La phrase resta suspendue dans l’air de la sacristie, entre le frottement des soutanes et le grésillement de la bougie.
— Qu’est-ce que ça veut dire ?
— Je ne sais pas. Mais je sais que cette liste n’a pas fini d’être écrite. Le lieutenant qui me l’a donnée est mort quelques semaines plus tard, retrouvé noyé sur la grève, la bouche pleine de sable. Les familles n’ont jamais su où était passé le document. Vous comprenez ? Ils ont fait disparaître les preuves, les témoins, les manifestes. Mais ils n’ont jamais su que la liste des débiteurs avait échappé à leur contrôle.

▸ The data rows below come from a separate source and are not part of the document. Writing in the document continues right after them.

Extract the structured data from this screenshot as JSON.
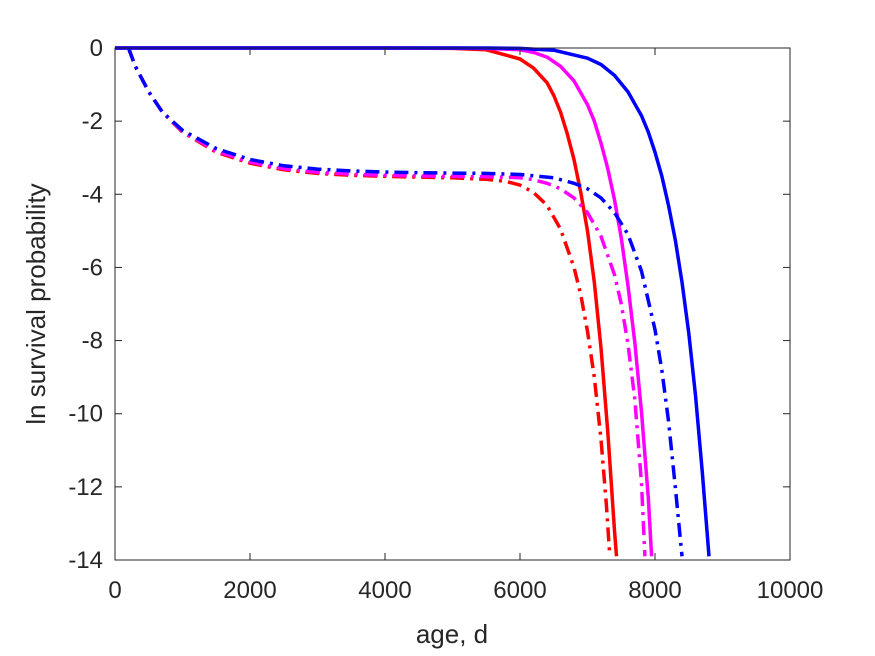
{
  "chart_data": {
    "type": "line",
    "title": "",
    "xlabel": "age, d",
    "ylabel": "ln survival probability",
    "xlim": [
      0,
      10000
    ],
    "ylim": [
      -14,
      0
    ],
    "x_ticks": [
      0,
      2000,
      4000,
      6000,
      8000,
      10000
    ],
    "y_ticks": [
      0,
      -2,
      -4,
      -6,
      -8,
      -10,
      -12,
      -14
    ],
    "x_tick_labels": [
      "0",
      "2000",
      "4000",
      "6000",
      "8000",
      "10000"
    ],
    "y_tick_labels": [
      "0",
      "-2",
      "-4",
      "-6",
      "-8",
      "-10",
      "-12",
      "-14"
    ],
    "grid": false,
    "legend": "none",
    "series": [
      {
        "color": "#ff0000",
        "style": "solid",
        "x": [
          0,
          1000,
          2000,
          3000,
          4000,
          5000,
          5500,
          6000,
          6200,
          6400,
          6500,
          6600,
          6700,
          6800,
          6900,
          7000,
          7100,
          7200,
          7300,
          7400,
          7430
        ],
        "y": [
          0,
          0,
          0,
          0,
          0,
          -0.01,
          -0.05,
          -0.3,
          -0.55,
          -0.95,
          -1.3,
          -1.75,
          -2.35,
          -3.05,
          -3.95,
          -5.0,
          -6.4,
          -8.2,
          -10.5,
          -13.2,
          -13.9
        ]
      },
      {
        "color": "#ff00ff",
        "style": "solid",
        "x": [
          0,
          1000,
          2000,
          3000,
          4000,
          5000,
          5500,
          6000,
          6200,
          6400,
          6600,
          6800,
          7000,
          7100,
          7200,
          7300,
          7400,
          7500,
          7600,
          7700,
          7800,
          7900,
          7950
        ],
        "y": [
          0,
          0,
          0,
          0,
          0,
          0,
          -0.01,
          -0.05,
          -0.12,
          -0.25,
          -0.5,
          -0.9,
          -1.55,
          -2.0,
          -2.6,
          -3.3,
          -4.15,
          -5.2,
          -6.5,
          -8.05,
          -9.95,
          -12.3,
          -13.9
        ]
      },
      {
        "color": "#0000ff",
        "style": "solid",
        "x": [
          0,
          1000,
          2000,
          3000,
          4000,
          5000,
          5500,
          6000,
          6500,
          7000,
          7200,
          7400,
          7600,
          7800,
          7900,
          8000,
          8100,
          8200,
          8300,
          8400,
          8500,
          8600,
          8700,
          8800
        ],
        "y": [
          0,
          0,
          0,
          0,
          0,
          0,
          0,
          -0.01,
          -0.06,
          -0.28,
          -0.45,
          -0.75,
          -1.2,
          -1.85,
          -2.3,
          -2.85,
          -3.5,
          -4.3,
          -5.25,
          -6.4,
          -7.8,
          -9.5,
          -11.6,
          -13.9
        ]
      },
      {
        "color": "#ff0000",
        "style": "dashdot",
        "x": [
          200,
          300,
          500,
          700,
          1000,
          1500,
          2000,
          2500,
          3000,
          3500,
          4000,
          4500,
          5000,
          5500,
          5800,
          6000,
          6200,
          6400,
          6600,
          6800,
          6900,
          7000,
          7100,
          7200,
          7280,
          7330
        ],
        "y": [
          0,
          -0.5,
          -1.2,
          -1.75,
          -2.3,
          -2.85,
          -3.15,
          -3.33,
          -3.43,
          -3.48,
          -3.51,
          -3.53,
          -3.55,
          -3.59,
          -3.65,
          -3.75,
          -3.95,
          -4.3,
          -4.95,
          -6.0,
          -6.75,
          -7.75,
          -9.0,
          -10.7,
          -12.5,
          -13.9
        ]
      },
      {
        "color": "#ff00ff",
        "style": "dashdot",
        "x": [
          200,
          300,
          500,
          700,
          1000,
          1500,
          2000,
          2500,
          3000,
          3500,
          4000,
          4500,
          5000,
          5500,
          6000,
          6200,
          6400,
          6600,
          6800,
          7000,
          7200,
          7400,
          7500,
          7600,
          7700,
          7800,
          7850
        ],
        "y": [
          0,
          -0.5,
          -1.2,
          -1.75,
          -2.28,
          -2.82,
          -3.12,
          -3.3,
          -3.4,
          -3.45,
          -3.48,
          -3.5,
          -3.51,
          -3.52,
          -3.55,
          -3.6,
          -3.7,
          -3.85,
          -4.1,
          -4.5,
          -5.15,
          -6.2,
          -7.0,
          -8.1,
          -9.6,
          -11.9,
          -13.9
        ]
      },
      {
        "color": "#0000ff",
        "style": "dashdot",
        "x": [
          200,
          300,
          500,
          700,
          1000,
          1500,
          2000,
          2500,
          3000,
          3500,
          4000,
          4500,
          5000,
          5500,
          6000,
          6500,
          6800,
          7000,
          7200,
          7400,
          7600,
          7800,
          8000,
          8100,
          8200,
          8300,
          8400
        ],
        "y": [
          0,
          -0.5,
          -1.2,
          -1.75,
          -2.25,
          -2.75,
          -3.05,
          -3.22,
          -3.31,
          -3.36,
          -3.39,
          -3.41,
          -3.42,
          -3.43,
          -3.46,
          -3.55,
          -3.7,
          -3.85,
          -4.1,
          -4.5,
          -5.1,
          -6.1,
          -7.7,
          -8.8,
          -10.2,
          -12.0,
          -13.9
        ]
      }
    ]
  }
}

Yann froissa le parchemin dans sa poche. Il se dirigea vers la porte, puis s’arrêta.
— Pourquoi me donner ça maintenant ? Vous auriez pu le brûler.
Le prêtre sembla plus vieux que la veille, comme si la confession l’avait vidé d’une énergie qu’il ne savait plus où puiser.
— Parce que l’homme qui m’a confié ce parchemin m’a aussi fait jurer de le remettre à l’enfant de Le Gall s’il revenait un jour chercher des réponses. Il savait que quelqu’un viendrait. Il savait aussi qu’on essaierait de vous faire croire que votre père est mort en héros. C’est un mensonge pieux que les familles ont fait prospérer pour vous protéger. Vous protéger de quoi ? Je l’ignore encore.
Yann ouvrit la porte, la pluie recommençait à tomber.
— Ce nom à la craie, dit-il sans se retourner. Vous avez dit qu’il datait de quelques années.
— Oui.
— Alors mon père était vivant il y a encore quelques années. Vivant, et ici.
Le prêtre ne répondit rien.
Yann sortit dans la nuit, le parchemin pressé contre sa poitrine, et pour la première fois depuis des semaines, il n’avait plus froid. Il avait le feu.